Group vacations with other couples are supposed to be the ultimate relaxing getaway. You rent a nice cabin by a lake, split the grocery bill, and take turns cooking dinner so nobody gets completely burned out. But there is always that one specific person in the friend group who manages to make absolutely everything about themselves. One twenty eight year old woman on Reddit recently shared a story about her husband’s incredibly exhausting friend, and his blatant disregard for a severe food allergy is going to make your blood boil.
The Original Poster and her husband have a tight knit group of friends consisting of three other couples and a few single buddies. Every single summer, this entire crew packs up and heads to a shared cabin near a lake. They have a brilliant and highly organized system for meals. Each person signs up to cook a specific breakfast or dinner for the group. They even share their grocery lists in a massive group chat to make sure nobody brings duplicate items.
While planning the menu for this year’s trip, the husband sent a very important reminder to the group chat. He explicitly stated that the one single item nobody could bring was pineapple. The Original Poster has a severe allergy to the fruit. While it is not fully anaphylactic, contact or consumption guarantees she will break out into full body hives. Everyone in the group already knew this fact. When the husband sent the reminder, a thirty one year old friend named Roy responded by joking that pineapple was the only thing he was bringing. Since the Original Poster constantly jokes about her own allergy, she thought the text was hilarious and brushed it off.
To fully understand the sheer audacity of this situation, you have to understand exactly who Roy is. The Original Poster openly admits she does not like him. She describes him as a professional victim. He is basically an immature fourteen year old boy trapped in a thirty one year old body. He never takes accountability and always blames everyone else when he fails. The Original Poster and her friend Lilly actually have a secret running game where they track his toxic mannerisms, like showing up late or guilt tripping people. But since Roy has been best friends with her husband for fifteen years, she always remains perfectly civil to his face.


Fast forward to the highly anticipated cabin vacation. They made it to day two of the five day trip, and it was finally Roy’s turn to cook dinner for the group. He proudly announced he was making Hawaiian burgers complete with grilled pineapple. The Original Poster was completely stunned. There was absolutely no pineapple listed in the shared grocery haul. Roy literally smuggled a secret, highly allergic fruit into the cabin just for his special burger recipe.
The Original Poster handled the situation with incredible grace. She politely informed Roy that she was not comfortable with him grilling pineapple on the shared community grill. They were planning to use that exact grill every single day for the rest of the vacation. Being in the middle of nowhere with a severe allergy is terrifying, and severe hives on a relaxing vacation sounds absolutely miserable. Cross contamination is a massive, life threatening deal.
Instead of apologizing and throwing the fruit in the garbage, Roy actually told her not to worry about it. He confidently claimed he would just cook her plain burger first and then clean the grill after he finished with his pineapple. You do not just wipe down a grill with a wire brush and magically erase a severe allergen. Thankfully, the husband and the rest of the friends immediately stepped in. They firmly told Roy no and reminded him of the strict group chat rule he deliberately ignored.

Refusing to accept defeat, Roy pivoted to an even more unhinged solution. He shamelessly asked if he could use the Original Poster’s personal Ninja Foodi appliance to air fry the fruit instead. He literally wanted to contaminate her own personal cooking equipment with the one thing she is severely allergic to. The husband immediately shut that down with an absolute no. Roy pulled his classic catchphrase again, telling them not to worry because he would clean it.

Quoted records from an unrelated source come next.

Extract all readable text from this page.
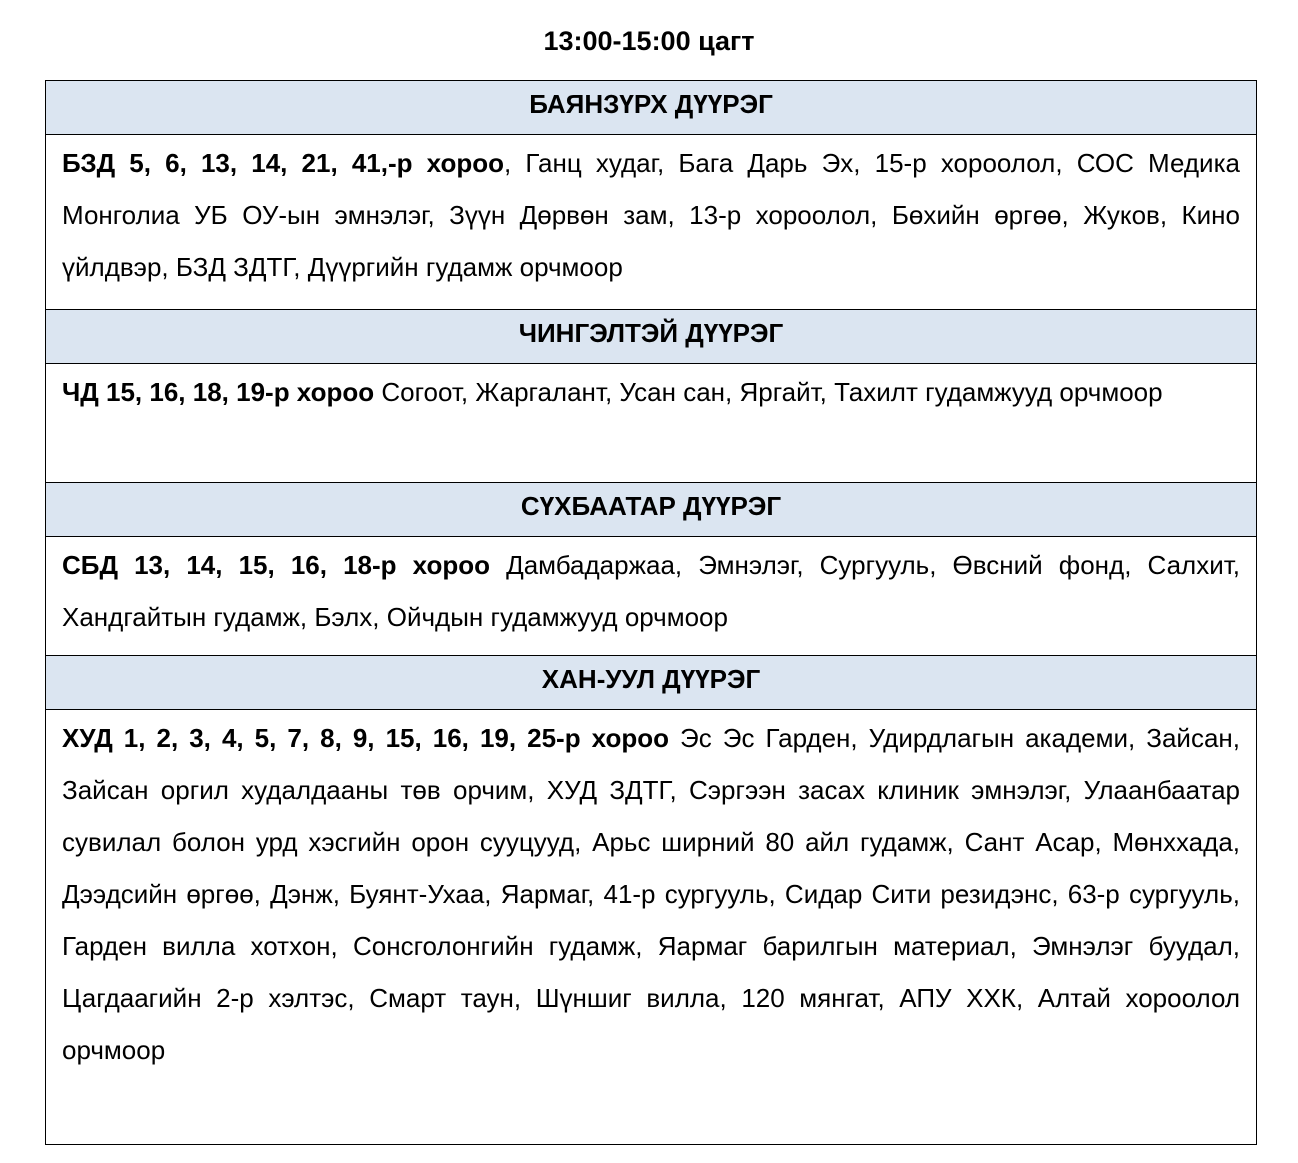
13:00-15:00 цагт
БАЯНЗҮРХ ДҮҮРЭГ
БЗД 5, 6, 13, 14, 21, 41,-р хороо, Ганц худаг, Бага Дарь Эх, 15-р хороолол, СОС Медика Монголиа УБ ОУ-ын эмнэлэг, Зүүн Дөрвөн зам, 13-р хороолол, Бөхийн өргөө, Жуков, Кино үйлдвэр, БЗД ЗДТГ, Дүүргийн гудамж орчмоор
ЧИНГЭЛТЭЙ ДҮҮРЭГ
ЧД 15, 16, 18, 19-р хороо Согоот, Жаргалант, Усан сан, Яргайт, Тахилт гудамжууд орчмоор
СҮХБААТАР ДҮҮРЭГ
СБД 13, 14, 15, 16, 18-р хороо Дамбадаржаа, Эмнэлэг, Сургууль, Өвсний фонд, Салхит, Хандгайтын гудамж, Бэлх, Ойчдын гудамжууд орчмоор
ХАН-УУЛ ДҮҮРЭГ
ХУД 1, 2, 3, 4, 5, 7, 8, 9, 15, 16, 19, 25-р хороо Эс Эс Гарден, Удирдлагын академи, Зайсан, Зайсан оргил худалдааны төв орчим, ХУД ЗДТГ, Сэргээн засах клиник эмнэлэг, Улаанбаатар сувилал болон урд хэсгийн орон сууцууд, Арьс ширний 80 айл гудамж, Сант Асар, Мөнххада, Дээдсийн өргөө, Дэнж, Буянт-Ухаа, Яармаг, 41-р сургууль, Сидар Сити резидэнс, 63-р сургууль, Гарден вилла хотхон, Сонсголонгийн гудамж, Яармаг барилгын материал, Эмнэлэг буудал, Цагдаагийн 2-р хэлтэс, Смарт таун, Шүншиг вилла, 120 мянгат, АПУ ХХК, Алтай хороолол орчмоор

Another friend named Cam tried to keep the peace by offering a compromise. He suggested Roy just grill the pineapple over the open fire pit. The Original Poster agreed this was perfectly safe since she was not planning on eating any s’mores. But Roy immediately started complaining. He whined that he did not want to stand over the fire and accused the Original Poster of completely ruining his entire vision for dinner.
Roy eventually gave up and made the burgers without the controversial fruit. Being a gracious guest, the Original Poster made sure to compliment the meal and tell him the burgers were incredibly tasty. True to his professional victim nature, Roy just sulked and muttered that they would have been better with the grilled pineapple.
To make the entire situation even more infuriating, Roy pulled off the ultimate lazy guy maneuver. He somehow manipulated all the other guys in the cabin into helping him prep, cook, and clean up his entire assigned meal. Naturally, when the other friends cooked their meals later in the week, Roy was nowhere to be found.
The Original Poster went online to ask if she was the a**hole for ruining dinner, and the internet aggressively took her side. You do not bring an allergen to a shared house and then throw a temper tantrum when people refuse to let you contaminate the kitchen. Roy needs to grow up, learn how to read a group chat, and stop treating his friends’ medical conditions like a personal inconvenience. The only thing ruined on this trip was Roy’s massive ego.